John Woo Shooting “Chinese Titanic”

John Woo is headed back to his native China for his first film in four years. Well, maybe five, depending on how you want to count it. Like Peter Jackson’s forays into Middle Earth, Woo’s last project, Red Cliff, was filmed in one shoot but releases in two parts in consecutive years. Red Cliff 1 came out in 2008. And so it will go for Woo’s next project as well, or so goes the plan at the moment.

Zhang Ziyi

The new project is called The Crossing, and it tells the story of three couples aboard a ship crossing the South China Sea in 1949, fleeing the mainland for Taiwan during the Communist revolution in China that saw Mao Zedong rise to power. Perhaps predictably, the project has been off to a bit of a slow start while the production has contended with government nervousness over any depiction of the 1949 revolution, but is currently shooting in China.

The big-budget film is being financed and produced entirely by Chinese companies, and has been in the works since the completion of Woo’s Red Cliff films.

The leading roles are being played by Chinese, South Korean, Japanese, and Taiwanese A-listers, including Zhang Ziyi (Memoirs of a Geisha, Crouching Tiger, Hidden Dragon), Tong Dawei (The Flowers of War), Song Hye Kyo  (The Grandmaster), and Takeshi Kaneshiro (House of Flying Daggers). The script is being handled by Wang Huiling, best known for writing the Crouching Tiger, Hidden Dragon script with Ang Lee, as well as the Jackie Chan movie The Myth and a number of other Chinese films.

Claire Chennault

The Crossing‘s subject matter may have particular significance for Woo. Woo was born in 1946, three years prior to the revolution. Following persecution at the hands of Mao’s government, his family fled to Hong Kong when Woo was just five.
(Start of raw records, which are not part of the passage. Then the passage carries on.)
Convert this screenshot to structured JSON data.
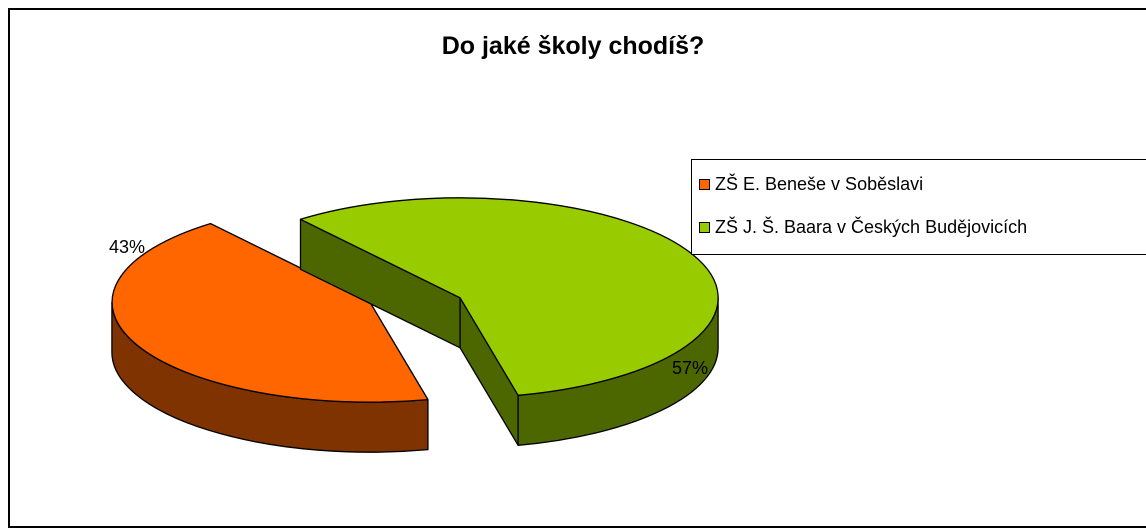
{
  "chart_data": {
    "type": "pie",
    "title": "Do jaké školy chodíš?",
    "series": [
      {
        "name": "ZŠ E. Beneše v Soběslavi",
        "value": 43,
        "label": "43%",
        "color": "#FF6600",
        "side_color": "#7F3300"
      },
      {
        "name": "ZŠ J. Š. Baara v Českých Budějovicích",
        "value": 57,
        "label": "57%",
        "color": "#99CC00",
        "side_color": "#4C6600"
      }
    ],
    "legend_position": "right",
    "style": "3d-exploded"
  }
}
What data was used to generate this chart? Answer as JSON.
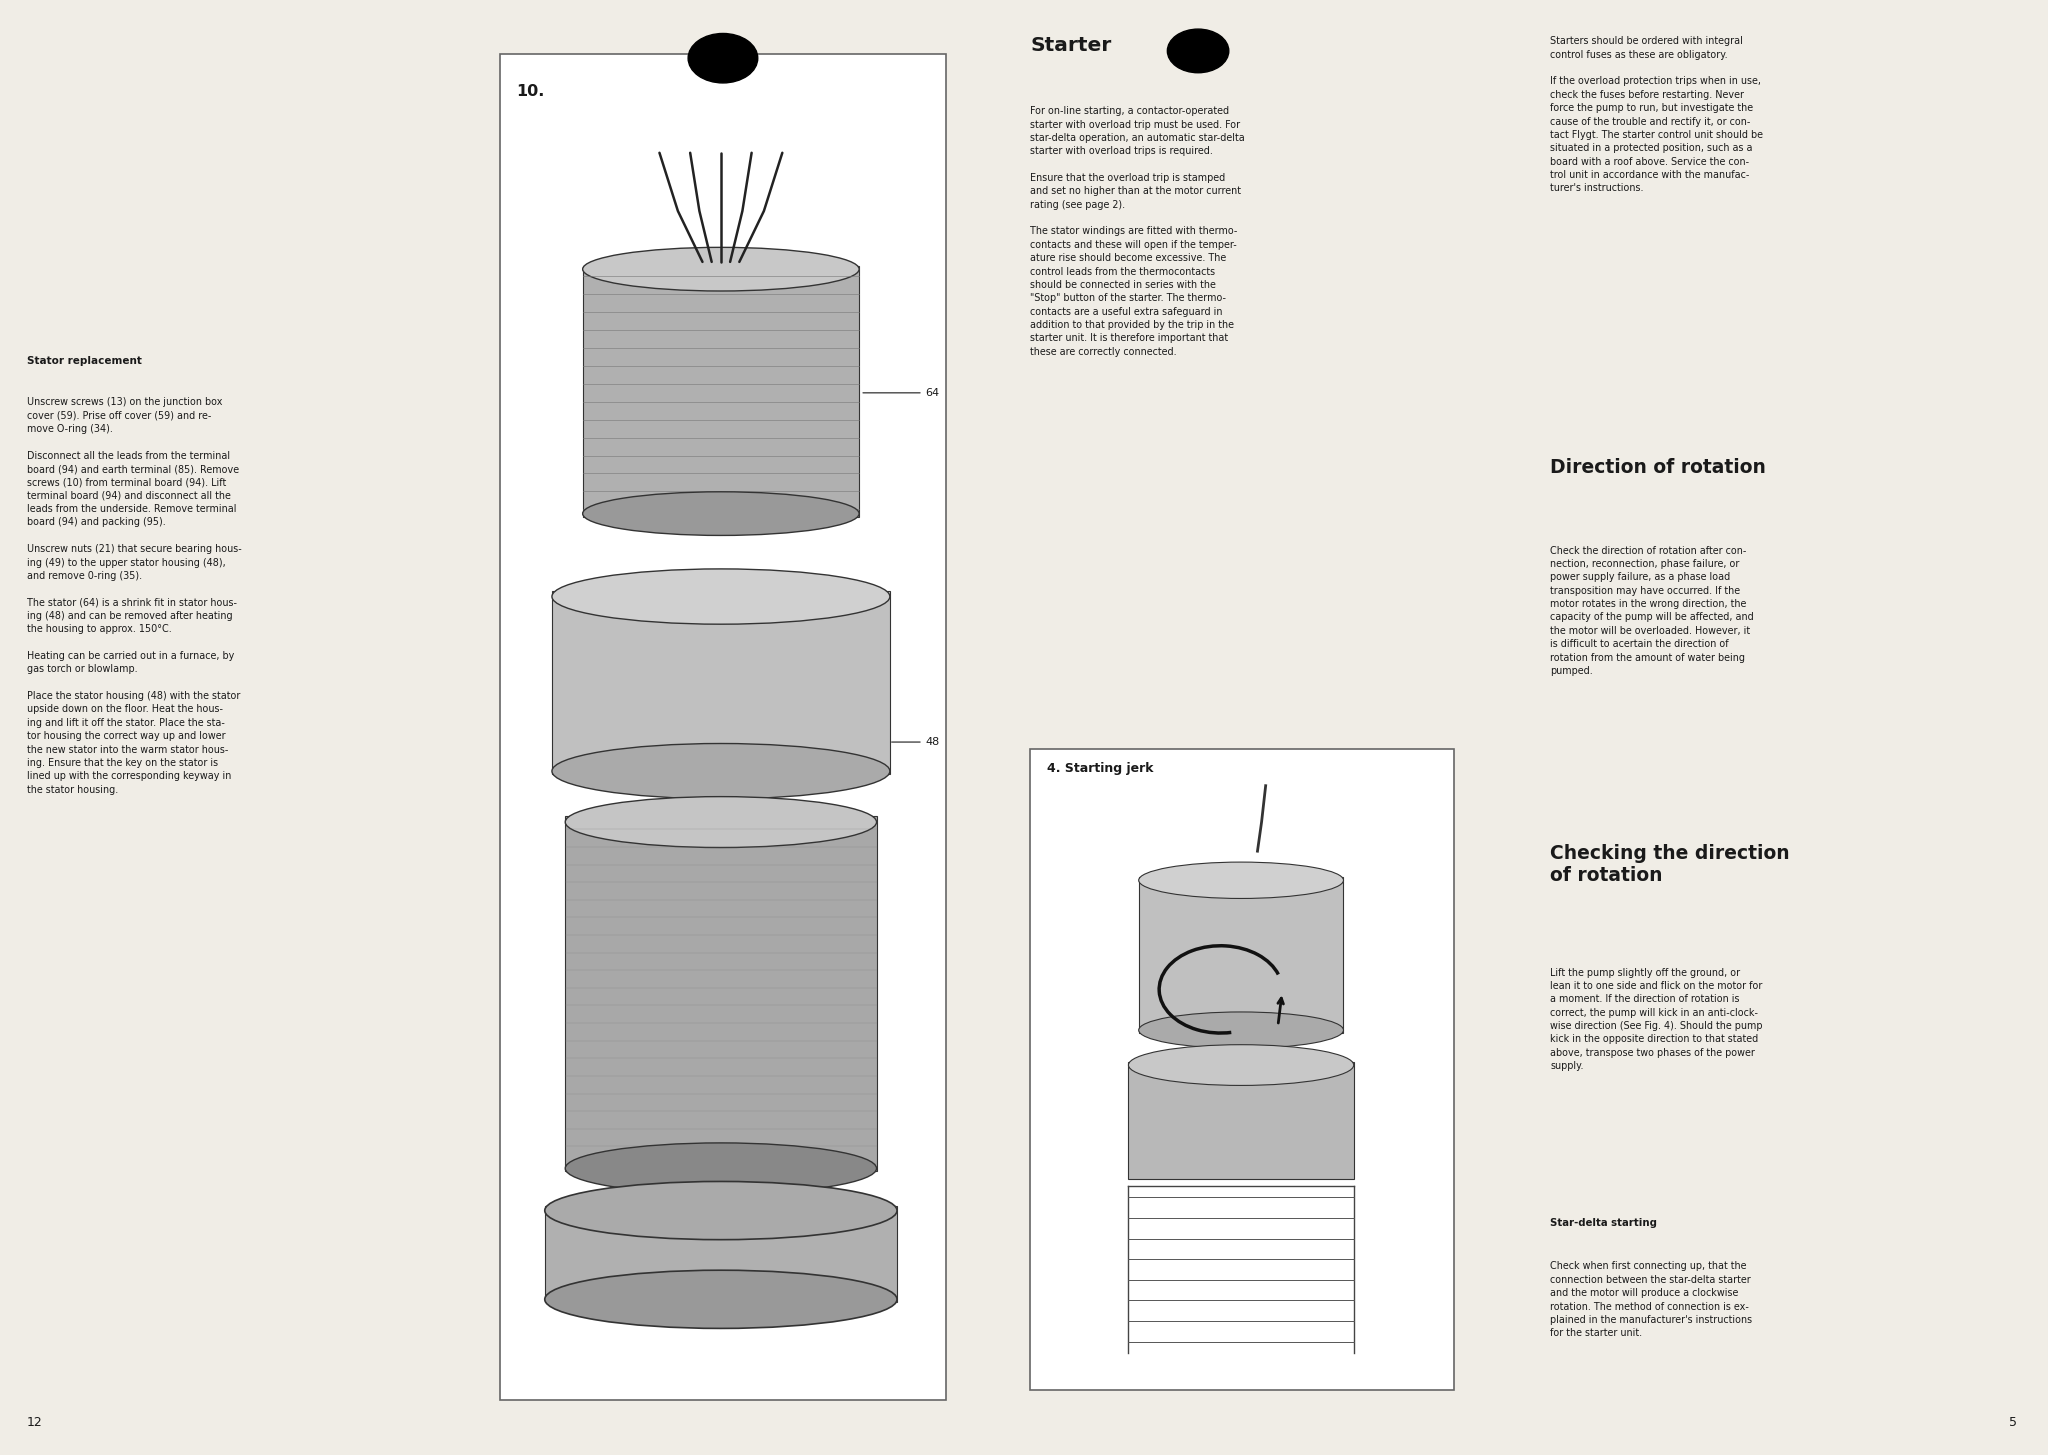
{
  "bg_color": "#f0ede6",
  "page_width": 20.48,
  "page_height": 14.55,
  "text_color": "#1a1a1a",
  "left_heading": "Stator replacement",
  "left_text": "Unscrew screws (13) on the junction box\ncover (59). Prise off cover (59) and re-\nmove O-ring (34).\n\nDisconnect all the leads from the terminal\nboard (94) and earth terminal (85). Remove\nscrews (10) from terminal board (94). Lift\nterminal board (94) and disconnect all the\nleads from the underside. Remove terminal\nboard (94) and packing (95).\n\nUnscrew nuts (21) that secure bearing hous-\ning (49) to the upper stator housing (48),\nand remove 0-ring (35).\n\nThe stator (64) is a shrink fit in stator hous-\ning (48) and can be removed after heating\nthe housing to approx. 150°C.\n\nHeating can be carried out in a furnace, by\ngas torch or blowlamp.\n\nPlace the stator housing (48) with the stator\nupside down on the floor. Heat the hous-\ning and lift it off the stator. Place the sta-\ntor housing the correct way up and lower\nthe new stator into the warm stator hous-\ning. Ensure that the key on the stator is\nlined up with the corresponding keyway in\nthe stator housing.",
  "fig_label": "10.",
  "fig_label_64": "64",
  "fig_label_48": "48",
  "middle_heading": "Starter",
  "middle_text1": "For on-line starting, a contactor-operated\nstarter with overload trip must be used. For\nstar-delta operation, an automatic star-delta\nstarter with overload trips is required.\n\nEnsure that the overload trip is stamped\nand set no higher than at the motor current\nrating (see page 2).\n\nThe stator windings are fitted with thermo-\ncontacts and these will open if the temper-\nature rise should become excessive. The\ncontrol leads from the thermocontacts\nshould be connected in series with the\n\"Stop\" button of the starter. The thermo-\ncontacts are a useful extra safeguard in\naddition to that provided by the trip in the\nstarter unit. It is therefore important that\nthese are correctly connected.",
  "fig4_label": "4. Starting jerk",
  "right_text1": "Starters should be ordered with integral\ncontrol fuses as these are obligatory.\n\nIf the overload protection trips when in use,\ncheck the fuses before restarting. Never\nforce the pump to run, but investigate the\ncause of the trouble and rectify it, or con-\ntact Flygt. The starter control unit should be\nsituated in a protected position, such as a\nboard with a roof above. Service the con-\ntrol unit in accordance with the manufac-\nturer's instructions.",
  "right_heading1": "Direction of rotation",
  "right_text2": "Check the direction of rotation after con-\nnection, reconnection, phase failure, or\npower supply failure, as a phase load\ntransposition may have occurred. If the\nmotor rotates in the wrong direction, the\ncapacity of the pump will be affected, and\nthe motor will be overloaded. However, it\nis difficult to acertain the direction of\nrotation from the amount of water being\npumped.",
  "right_heading2": "Checking the direction\nof rotation",
  "right_text3": "Lift the pump slightly off the ground, or\nlean it to one side and flick on the motor for\na moment. If the direction of rotation is\ncorrect, the pump will kick in an anti-clock-\nwise direction (See Fig. 4). Should the pump\nkick in the opposite direction to that stated\nabove, transpose two phases of the power\nsupply.",
  "right_subheading": "Star-delta starting",
  "right_text4": "Check when first connecting up, that the\nconnection between the star-delta starter\nand the motor will produce a clockwise\nrotation. The method of connection is ex-\nplained in the manufacturer's instructions\nfor the starter unit.",
  "page_num_left": "12",
  "page_num_right": "5"
}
After the layoff preparing The Crossing, it seems Woo is itching to get back in the director’s chair. Production for Flying Tigers, about retired military airman Lieutenant General Claire Lee Chennault who began advising the Chinese government in 1937 during the Second Sino-Japanese War and continued to train pilots and fly for China during WWII, is already planned for early 2014. It will be a joint production between American and Chinese companies, but reportedly will be filmed primarily in Cantonese.